Sheet size: 36″ x 36″ cm
Title: Mother and Child (FS II.383)
Medium: Screenprint on Lenox Museum Board.
Size: 36″ x 36″
Edition: Edition of 250, 50 AP, 15 PP, 15 HC, 10 numbered in Roman numerals, signed and numbered in pencil. Portfolio of 10.
MOTHER AND CHILD 383
Andy Warhol’s Cowboys and Indians series is a fascinating amalgamation of imagery that Warhol felt was heavily associated with and defined the American West. The series included images of objects related to native culture, like Northwest Mask and Kachina Doll. The series also included portraits of historical notoriety, like Geronimo and Annie Oakley. Mother and Child depicts an Indian woman carrying her young son on her back. These images have been removed from their original context and reproduced here to show the public what we as a society have come to associate with our understanding of The American West.

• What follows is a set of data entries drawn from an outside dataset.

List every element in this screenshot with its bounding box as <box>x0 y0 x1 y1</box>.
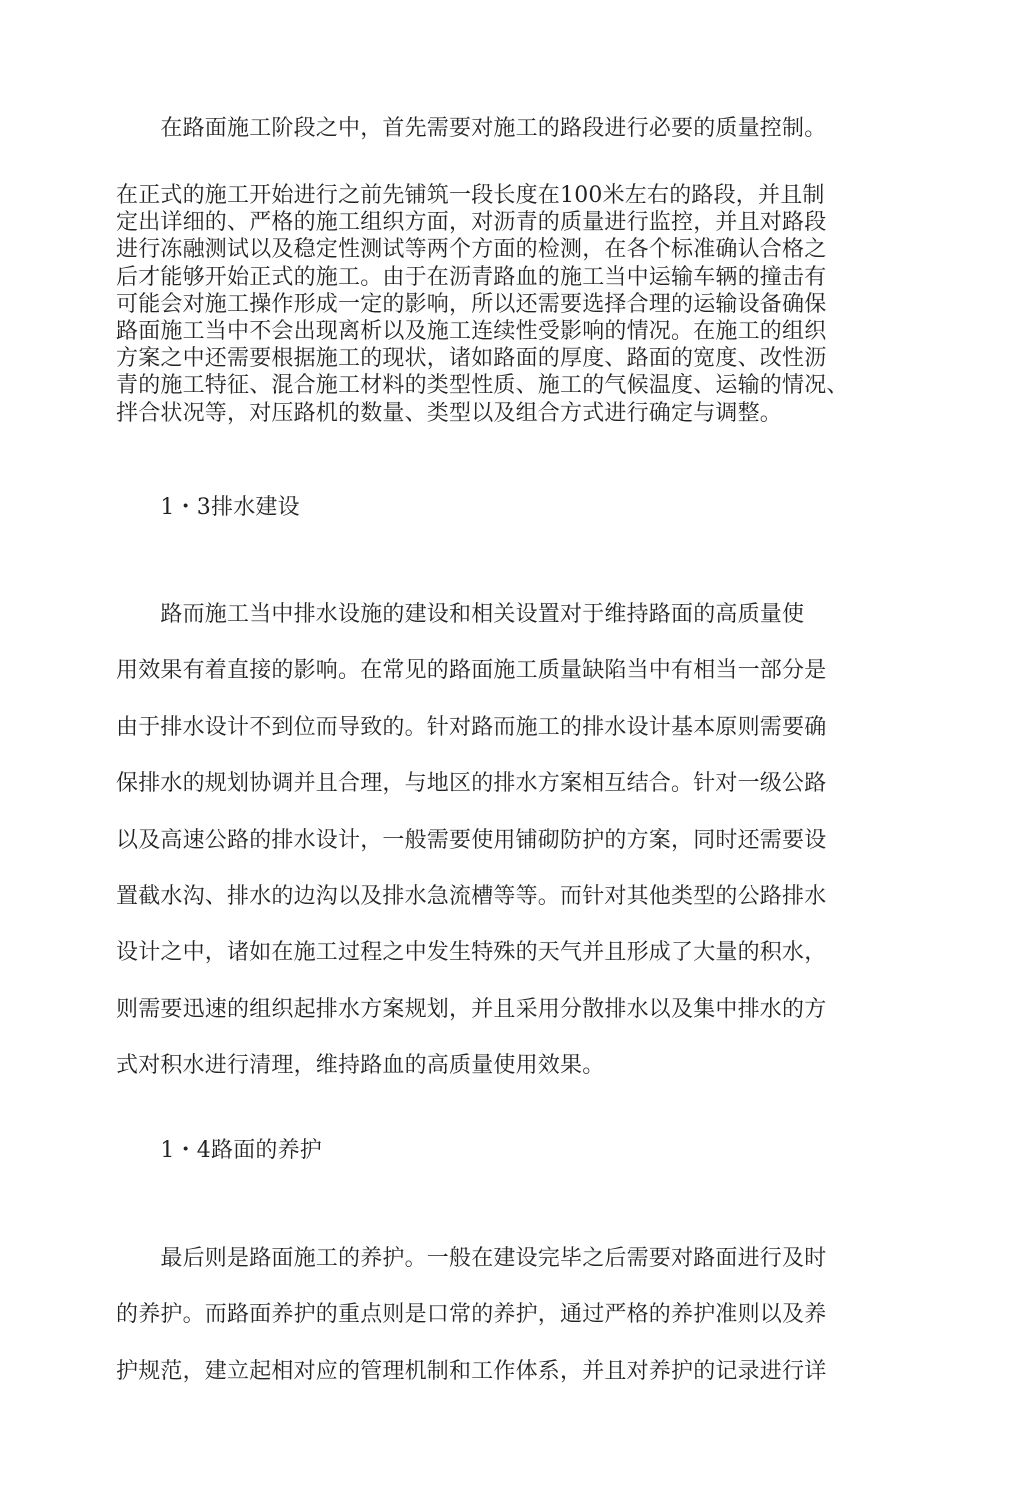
construction-organization-paragraph: 在正式的施工开始进行之前先铺筑一段长度在100米左右的路段，并且制 定出详细的、严格的施工组织方面，对沥青的质量进行监控，并且对路段 进行冻融测试以及稳定性测试等两个方面的检测，在各个标准确认合格之 后才能够开始正式的施工。由于在沥青路血的施工当中运输车辆的撞击有 可能会对施工操作形成一定的影响，所以还需要选择合理的运输设备确保 路面施工当中不会出现离析以及施工连续性受影响的情况。在施工的组织 方案之中还需要根据施工的现状，诸如路面的厚度、路面的宽度、改性沥 青的施工特征、混合施工材料的类型性质、施工的气候温度、运输的情况、 拌合状况等，对压路机的数量、类型以及组合方式进行确定与调整。 <box>116 183 849 426</box>
intro-paragraph: 在路面施工阶段之中，首先需要对施工的路段进行必要的质量控制。 <box>116 116 827 141</box>
section-heading-maintenance: 1・4路面的养护 <box>116 1138 322 1163</box>
maintenance-paragraph: 最后则是路面施工的养护。一般在建设完毕之后需要对路面进行及时 的养护。而路面养护的重点则是口常的养护，通过严格的养护准则以及养 护规范，建立起相对应的管理机制和工作体系，并且对养护的记录进行详 <box>116 1246 827 1384</box>
section-heading-drainage: 1・3排水建设 <box>116 495 300 520</box>
drainage-paragraph: 路而施工当中排水设施的建设和相关设置对于维持路面的高质量使 用效果有着直接的影响。在常见的路面施工质量缺陷当中有相当一部分是 由于排水设计不到位而导致的。针对路而施工的排水设计基本原则需要确 保排水的规划协调并且合理，与地区的排水方案相互结合。针对一级公路 以及高速公路的排水设计，一般需要使用铺砌防护的方案，同时还需要设 置截水沟、排水的边沟以及排水急流槽等等。而针对其他类型的公路排水 设计之中，诸如在施工过程之中发生特殊的天气并且形成了大量的积水， 则需要迅速的组织起排水方案规划，并且采用分散排水以及集中排水的方 式对积水进行清理，维持路血的高质量使用效果。 <box>116 602 827 1079</box>
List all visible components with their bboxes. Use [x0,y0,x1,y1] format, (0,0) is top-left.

MOTHER AND CHILD 383 AS PART OF ANDY WARHOL’S LARGER BODY OF WORK
Rather than portraying Native Americans within their historical landscape, or Cowboys in their veritable forms, Warhol chose to portray a popular, romanticized version of the American West. The West that he chose to represent is familiar to everyone and can be seen in novels, films, TV series. Warhol’s Cowboys and Indians suite is an ahistorical representation that mirrors a popular interpretation of the American West. In carefully selecting images that instinctively resonate with viewers, Andy’s Cowboys and Indians becomes a commentary on the immense impact of mass media and the power of image. Interest in image as it relates to reality is emphasized in this series through the legends and intrigue of the American West. The ways in which carefully contrived imagery can influence how society understands their own history and environment was particularly influential to Warhol and his works throughout his career.